Me as a baby
How are you this week? When are you next going to the hospital? How is work/social life/house going? A bit of me wonders, are these beige envelopes mounting up in your doormat, but hey! I made a commitment.
Today at customer care training I learnt that the most dangerous occupation is agriculture. Previously it was construction and before that it was mining. LEAD stands for Listen, Empathy, Action and Do it! The difference between action and do it is that do it is when you ring back to check that their complaint was dealt with to their satisfaction. I didn’t quite get the connection there!
I’ve had a bit of a traumatic morning today. J1 threw an absolute wobbly with us all and is currently round the girlfriend in hate the world state. Note he can’t absolutely hate his mother as he already supposedly detests his dad so he is running out of suppliers of good will. I’ve just had to give a pep talk to daughter who came back in the middle of the day to try and appease him. I am worrying about his mental wellbeing today.
Secondly I’ve booked to take me and J2 to Thailand in August. I am not taking J1 because post 17 they are not holidaying en famille. He is skiing at half term and I will pay car insurance for him for a year as I did A*. A* is going on band trip to Barcelona and I am taking her to New York for her 18th. The company is the same one I went to Egypt with and the itinerary is really exciting. I’ve also found out that all the other kids in the party are boys around J2’s age so he should be OK. I am scared a bit because it eats my savings, but also excited. I so want to look back on these post FH years and not feel I let life come to a standstill.
On Monday I went out for a drink in London with a bloke I met early on when FH left.

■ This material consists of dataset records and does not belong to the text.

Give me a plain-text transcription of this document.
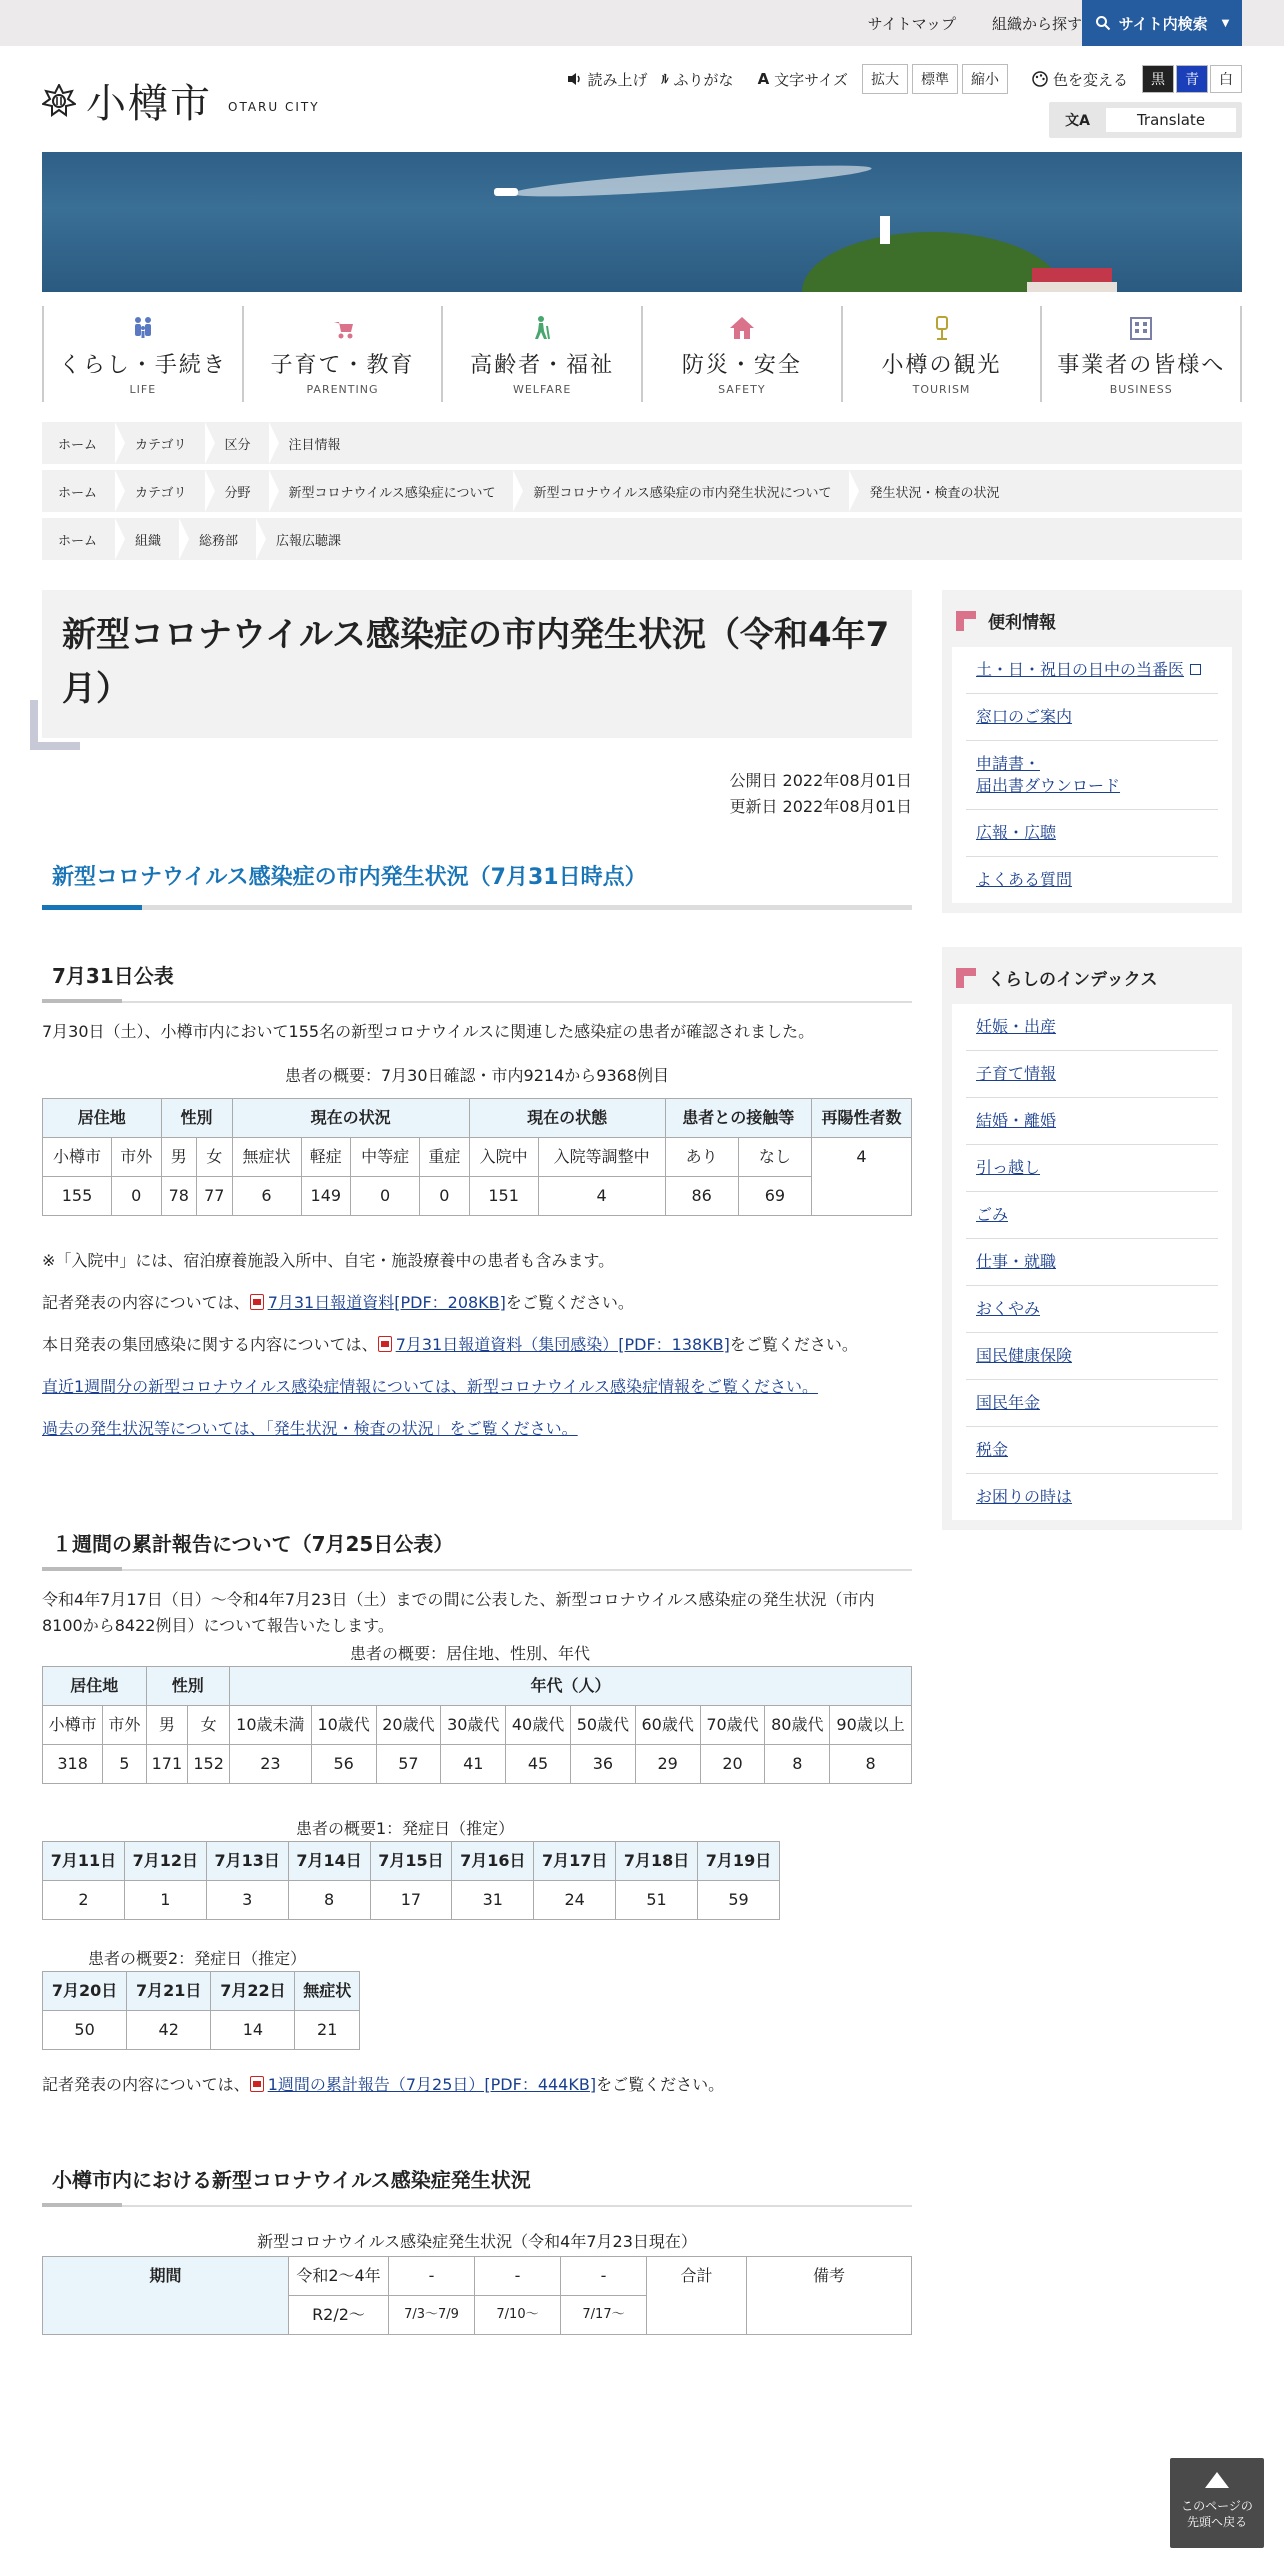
サイトマップ 組織から探す サイト内検索 ▼
小樽市 OTARU CITY
読み上げ ﾙ ふりがな A 文字サイズ	拡大	標準	縮小	色を変える	黒	青	白
文A	Translate
くらし・手続き
LIFE
子育て・教育
PARENTING
高齢者・福祉
WELFARE
防災・安全
SAFETY
小樽の観光
TOURISM
事業者の皆様へ
BUSINESS
ホーム	カテゴリ	区分	注目情報
ホーム	カテゴリ	分野	新型コロナウイルス感染症について	新型コロナウイルス感染症の市内発生状況について	発生状況・検査の状況
ホーム	組織	総務部	広報広聴課
新型コロナウイルス感染症の市内発生状況（令和4年7月）
公開日 2022年08月01日
更新日 2022年08月01日
新型コロナウイルス感染症の市内発生状況（7月31日時点）
7月31日公表

7月30日（土）、小樽市内において155名の新型コロナウイルスに関連した感染症の患者が確認されました。

患者の概要：7月30日確認・市内9214から9368例目
居住地		性別		現在の状況				現在の状態		患者との接触等		再陽性者数
小樽市	市外	男	女	無症状	軽症	中等症	重症	入院中	入院等調整中	あり	なし	4
155	0	78	77	6	149	0	0	151	4	86	69	

※「入院中」には、宿泊療養施設入所中、自宅・施設療養中の患者も含みます。

記者発表の内容については、 7月31日報道資料[PDF：208KB]をご覧ください。

本日発表の集団感染に関する内容については、 7月31日報道資料（集団感染）[PDF：138KB]をご覧ください。

直近1週間分の新型コロナウイルス感染症情報については、新型コロナウイルス感染症情報をご覧ください。

過去の発生状況等については、「発生状況・検査の状況」をご覧ください。

１週間の累計報告について（7月25日公表）

令和4年7月17日（日）～令和4年7月23日（土）までの間に公表した、新型コロナウイルス感染症の発生状況（市内8100から8422例目）について報告いたします。

患者の概要：居住地、性別、年代
居住地		性別		年代（人）									
小樽市	市外	男	女	10歳未満	10歳代	20歳代	30歳代	40歳代	50歳代	60歳代	70歳代	80歳代	90歳以上
318	5	171	152	23	56	57	41	45	36	29	20	8	8
患者の概要1：発症日（推定）
7月11日	7月12日	7月13日	7月14日	7月15日	7月16日	7月17日	7月18日	7月19日
2	1	3	8	17	31	24	51	59
患者の概要2：発症日（推定）
7月20日	7月21日	7月22日	無症状
50	42	14	21

記者発表の内容については、 1週間の累計報告（7月25日）[PDF：444KB]をご覧ください。

小樽市内における新型コロナウイルス感染症発生状況
新型コロナウイルス感染症発生状況（令和4年7月23日現在）
期間	令和2〜4年	-	-	-	合計	備考
	R2/2〜	7/3〜7/9	7/10〜	7/17〜		
便利情報
土・日・祝日の日中の当番医
窓口のご案内
申請書・
届出書ダウンロード
広報・広聴
よくある質問
くらしのインデックス
妊娠・出産
子育て情報
結婚・離婚
引っ越し
ごみ
仕事・就職
おくやみ
国民健康保険
国民年金
税金
お困りの時は
このページの
先頭へ戻る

We never had a sexual relationship because he was in to relationships in serial and I haven’t seen him since June. It was quite a difficult evening and it made me realise how probably I am moving on even if I think I am not. He kept saying how quiet I was and was actually very physical with me in a way I began to find quite offensive by the end of the night. I didn’t think the affection was genuine – I felt it was just how far can I go stuff. I kept thinking, did I go along with this before? By the end of the evening I was struggling to find my solid ground about what I had liked and admired about him in the first place. I have to say that is what I find exhausting about dating – the whole evening was quite expensive and I was totally out of sync so got very little back. I went home quite depressed and thinking, what am I searching for? I do think I am searching a bit at the moment – like is this it? I remember you also said once or twice I was too quiet – not in my head I’m not!